Pittsburgh Council creates fund for controversial parking tax

More than a year after Pittsburgh voters approved a parking tax, councilors on Monday passed a bill saying the city will begin collecting the tax in 2021.

“With today’s approval of the Parks Trust Fund, our city is taking another step in our commitment to justice to work towards a Pittsburgh for All,” said Mayor Bill Peduto, after the council approved the establishment of the fund and raised the proceeds of a. 5 million mark admitted tax had to be placed in it.

The council vote was 6-3, with councilors Anthony Coghill, Deborah Gross and Corey O’Connor voting against.

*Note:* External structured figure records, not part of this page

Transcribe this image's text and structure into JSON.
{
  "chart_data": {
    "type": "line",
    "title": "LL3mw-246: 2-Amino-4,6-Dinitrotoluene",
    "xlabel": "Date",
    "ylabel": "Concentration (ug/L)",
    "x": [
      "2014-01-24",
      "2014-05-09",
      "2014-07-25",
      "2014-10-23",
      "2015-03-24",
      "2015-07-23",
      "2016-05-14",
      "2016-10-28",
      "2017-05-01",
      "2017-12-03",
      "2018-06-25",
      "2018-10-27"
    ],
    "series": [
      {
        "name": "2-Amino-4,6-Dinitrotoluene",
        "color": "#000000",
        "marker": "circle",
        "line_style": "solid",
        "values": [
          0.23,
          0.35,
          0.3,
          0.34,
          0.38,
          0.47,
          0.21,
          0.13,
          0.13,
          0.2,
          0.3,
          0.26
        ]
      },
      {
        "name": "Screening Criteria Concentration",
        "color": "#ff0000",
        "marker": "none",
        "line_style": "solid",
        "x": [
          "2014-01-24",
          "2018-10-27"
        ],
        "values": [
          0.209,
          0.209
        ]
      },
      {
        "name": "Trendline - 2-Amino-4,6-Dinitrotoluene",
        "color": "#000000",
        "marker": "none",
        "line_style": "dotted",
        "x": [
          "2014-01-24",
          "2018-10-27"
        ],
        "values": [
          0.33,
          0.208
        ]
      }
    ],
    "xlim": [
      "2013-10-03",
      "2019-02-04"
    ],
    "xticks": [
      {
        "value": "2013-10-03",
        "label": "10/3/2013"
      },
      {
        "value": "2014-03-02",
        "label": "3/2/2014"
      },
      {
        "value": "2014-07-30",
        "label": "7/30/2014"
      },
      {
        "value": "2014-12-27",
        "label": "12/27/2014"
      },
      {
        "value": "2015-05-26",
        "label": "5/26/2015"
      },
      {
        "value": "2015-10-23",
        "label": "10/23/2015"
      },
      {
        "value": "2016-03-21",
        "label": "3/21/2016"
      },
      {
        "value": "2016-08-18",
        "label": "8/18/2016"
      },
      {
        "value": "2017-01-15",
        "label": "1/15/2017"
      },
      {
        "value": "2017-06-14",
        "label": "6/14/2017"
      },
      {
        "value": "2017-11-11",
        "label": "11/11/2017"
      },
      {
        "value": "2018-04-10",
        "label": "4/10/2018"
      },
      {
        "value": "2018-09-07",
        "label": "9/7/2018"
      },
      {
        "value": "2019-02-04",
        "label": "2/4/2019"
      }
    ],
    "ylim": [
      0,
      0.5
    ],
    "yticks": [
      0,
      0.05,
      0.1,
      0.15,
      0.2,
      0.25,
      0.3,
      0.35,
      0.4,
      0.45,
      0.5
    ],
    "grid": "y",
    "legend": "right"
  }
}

“I think this is a terrible time to raise the millage,” said Gross, adding that it would add an extra burden to homeowners and renters.

Homeowners are paying an additional $ 50 for every $ 100,000 of the estimated property value with the increase expected to raise approximately $ 10 million each year earmarked for park improvement facilities across the city.

Pittsburgh Parks Conservancy plans to spend $ 57.9 million on parks from 2021 to 2025, including $ 10 million on 18 parks in some of the city’s poorest neighborhoods. In addition, approximately $ 22 million will be spent on park maintenance over a six-year period, nearly $ 12 million on rehabilitation projects, $ 2.5 million on programming, and nearly $ 12 million on planning, management and administration Contingent liabilities required.

Coghill repeated Gross, saying “the timing is just not right” for the rudder.

O’Connor did not publicly state his decision to vote against the tax.

Council President Theresa Kail-Smith said she agreed with the spirit of Coghill and Gross but voted in favor because the city’s parks require work.

“Our parks are being used more now than ever before,” said Kail-Smith, in part because of the coronavirus pandemic that is preventing people from gathering indoors.

“There are a lot of parks that need a lot of attention right now,” said Kail-Smith.

The city’s parks were “vitally important” to the physical, mental and emotional health of residents during the pandemic, Peduto said in a statement made after the council meeting.

“Access to quality parks improves social, health, economic, educational and development outcomes to promote equity and environmental justice for all who use our parks,” said Peduto. “This trust fund is not only an investment in our parks and infrastructure, but also an investment in our people.”

The money will also allow the parks department to increase its workforce, Kail-Smith said.

The money will also help improve “historically underinvested” parks in all neighborhoods and “ensure that every child – and adult – in Pittsburgh can walk to a park in 10 minutes or less,” Peduto said.

Although voters approved the plan in 2019, it called for action by the council on Monday to start collecting the tax.